Russia-linked Twitter accounts are working overtime to help Devin Nunes and WikiLeaks

Source: Business Insider | January 19, 2018 | Natasha Bertrand

Republican lawmakers are pushing for the House Intelligence Committee to release a memo written by the panel’s chairman, Rep. Devin Nunes, that outlines purported surveillance during the transition period against President-elect Donald Trump by former President Barack Obama’s administration.

And Russia-linked Twitter bots have jumped on the bandwagon.

#ReleaseTheMemo is the top-trending hashtag among Twitter accounts linked to Russian influence operations, according to Hamilton 68, a website launched last year that says it tracks Russian propaganda in near-real time.

The frequency with which the accounts have been promoting the hashtag has spiked by 233,000% over the past 48 hours, according to the site. The accounts’ references to the “memo,” meanwhile, have increased by 68,000%.

The most-shared domain among the accounts has been WikiLeaks, and the most-shared URL has been a link to WikiLeaks’ “submit” page.

WikiLeaks said on Thursday that it would reward anyone with access to the “FISA abuse memo” who chooses to submit it to the site. The Russia-linked accounts have evidently been sharing the “submit” page to push the memo’s release.
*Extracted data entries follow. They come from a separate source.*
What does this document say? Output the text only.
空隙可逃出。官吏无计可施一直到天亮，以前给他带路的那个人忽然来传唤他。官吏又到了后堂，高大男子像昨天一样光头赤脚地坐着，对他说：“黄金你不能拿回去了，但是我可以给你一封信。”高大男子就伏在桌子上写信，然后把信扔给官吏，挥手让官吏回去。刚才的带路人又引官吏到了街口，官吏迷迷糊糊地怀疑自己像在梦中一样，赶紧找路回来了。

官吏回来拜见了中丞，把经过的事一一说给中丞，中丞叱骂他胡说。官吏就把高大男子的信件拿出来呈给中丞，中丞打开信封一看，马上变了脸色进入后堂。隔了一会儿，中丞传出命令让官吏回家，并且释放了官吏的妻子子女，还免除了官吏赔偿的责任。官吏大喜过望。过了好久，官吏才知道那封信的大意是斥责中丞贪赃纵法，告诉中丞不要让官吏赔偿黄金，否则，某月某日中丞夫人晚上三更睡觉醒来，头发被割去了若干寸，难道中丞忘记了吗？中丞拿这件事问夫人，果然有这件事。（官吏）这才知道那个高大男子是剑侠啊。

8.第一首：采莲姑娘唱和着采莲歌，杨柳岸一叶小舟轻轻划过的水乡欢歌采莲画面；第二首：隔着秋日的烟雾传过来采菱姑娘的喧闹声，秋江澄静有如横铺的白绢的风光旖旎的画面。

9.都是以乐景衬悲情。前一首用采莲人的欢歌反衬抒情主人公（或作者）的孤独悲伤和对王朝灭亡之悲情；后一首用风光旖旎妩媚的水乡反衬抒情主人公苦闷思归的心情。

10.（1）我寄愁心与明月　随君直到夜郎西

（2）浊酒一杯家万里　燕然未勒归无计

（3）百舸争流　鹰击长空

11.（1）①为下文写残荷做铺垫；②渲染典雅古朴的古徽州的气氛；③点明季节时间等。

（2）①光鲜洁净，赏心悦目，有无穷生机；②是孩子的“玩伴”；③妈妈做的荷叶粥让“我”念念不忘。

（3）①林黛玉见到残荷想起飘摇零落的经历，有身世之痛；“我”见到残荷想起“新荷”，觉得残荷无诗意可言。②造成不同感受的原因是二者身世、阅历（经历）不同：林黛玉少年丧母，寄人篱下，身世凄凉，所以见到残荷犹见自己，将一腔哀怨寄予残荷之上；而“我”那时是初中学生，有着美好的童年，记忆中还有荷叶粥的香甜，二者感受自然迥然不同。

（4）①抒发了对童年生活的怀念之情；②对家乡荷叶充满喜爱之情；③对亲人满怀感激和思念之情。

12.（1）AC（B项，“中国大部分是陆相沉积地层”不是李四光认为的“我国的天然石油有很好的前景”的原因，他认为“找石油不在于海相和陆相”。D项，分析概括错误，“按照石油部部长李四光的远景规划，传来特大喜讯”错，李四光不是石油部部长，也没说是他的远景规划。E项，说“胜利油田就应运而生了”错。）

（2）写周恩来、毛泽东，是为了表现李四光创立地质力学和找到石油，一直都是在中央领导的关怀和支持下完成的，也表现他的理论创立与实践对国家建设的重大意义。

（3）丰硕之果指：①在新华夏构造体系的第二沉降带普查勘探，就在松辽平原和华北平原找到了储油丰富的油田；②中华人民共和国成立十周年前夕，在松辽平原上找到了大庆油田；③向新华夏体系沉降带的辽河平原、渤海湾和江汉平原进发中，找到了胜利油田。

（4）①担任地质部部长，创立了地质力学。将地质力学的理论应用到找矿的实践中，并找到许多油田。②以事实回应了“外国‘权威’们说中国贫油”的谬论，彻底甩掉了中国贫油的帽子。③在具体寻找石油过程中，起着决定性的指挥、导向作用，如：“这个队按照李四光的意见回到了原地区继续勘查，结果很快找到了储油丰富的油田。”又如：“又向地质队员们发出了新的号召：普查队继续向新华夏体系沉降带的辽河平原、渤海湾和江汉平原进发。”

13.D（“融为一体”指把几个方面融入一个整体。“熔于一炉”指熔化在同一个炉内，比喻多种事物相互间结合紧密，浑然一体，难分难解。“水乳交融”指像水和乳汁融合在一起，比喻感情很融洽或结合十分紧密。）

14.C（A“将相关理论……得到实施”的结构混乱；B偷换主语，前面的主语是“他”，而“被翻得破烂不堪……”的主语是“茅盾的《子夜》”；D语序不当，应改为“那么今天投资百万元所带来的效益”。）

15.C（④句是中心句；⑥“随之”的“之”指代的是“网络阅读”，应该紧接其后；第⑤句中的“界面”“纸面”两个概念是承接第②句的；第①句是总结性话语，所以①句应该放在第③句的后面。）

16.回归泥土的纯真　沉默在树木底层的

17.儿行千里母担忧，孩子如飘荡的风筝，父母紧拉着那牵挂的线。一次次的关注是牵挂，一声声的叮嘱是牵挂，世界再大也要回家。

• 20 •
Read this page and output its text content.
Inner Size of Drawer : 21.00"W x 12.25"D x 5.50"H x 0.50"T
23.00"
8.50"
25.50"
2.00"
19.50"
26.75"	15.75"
Hamilton 68 has been working to expose trolls — as well as automated bots and human accounts — whose main use for Twitter appears to be an amplification of pro-Russia themes. The site’s mission is to monitor and illustrate the themes that Russian President Vladimir Putin wants Americans to be thinking and talking about, including “the failure of democratic governance in the United States.”

Bret Schafer, a communications coordinator at the German Marshall Fund’s Alliance for Securing Democracy who tracks the Hamilton 68 accounts, said he “certainly can’t remember” the last time the researchers had seen a topic “promoted to this level” by the Russia-linked bots and trolls.

“On a normal day, our top hashtag is typically used around 400 times in a 48-hour period by the network we track,” he said in an email on Friday.

“As of right now, #ReleaseTheMemo has been used over 3,000 times (and five other related hashtags are in the top 10),” he said. “In total, they’ve easily shared more than 4,500 hashtags on the topic in the past two days, and our top URL is Assange’s offer to pay for a copy of the memo. That certainly seems to be a sign of a coordinated effort by the bots and trolls.”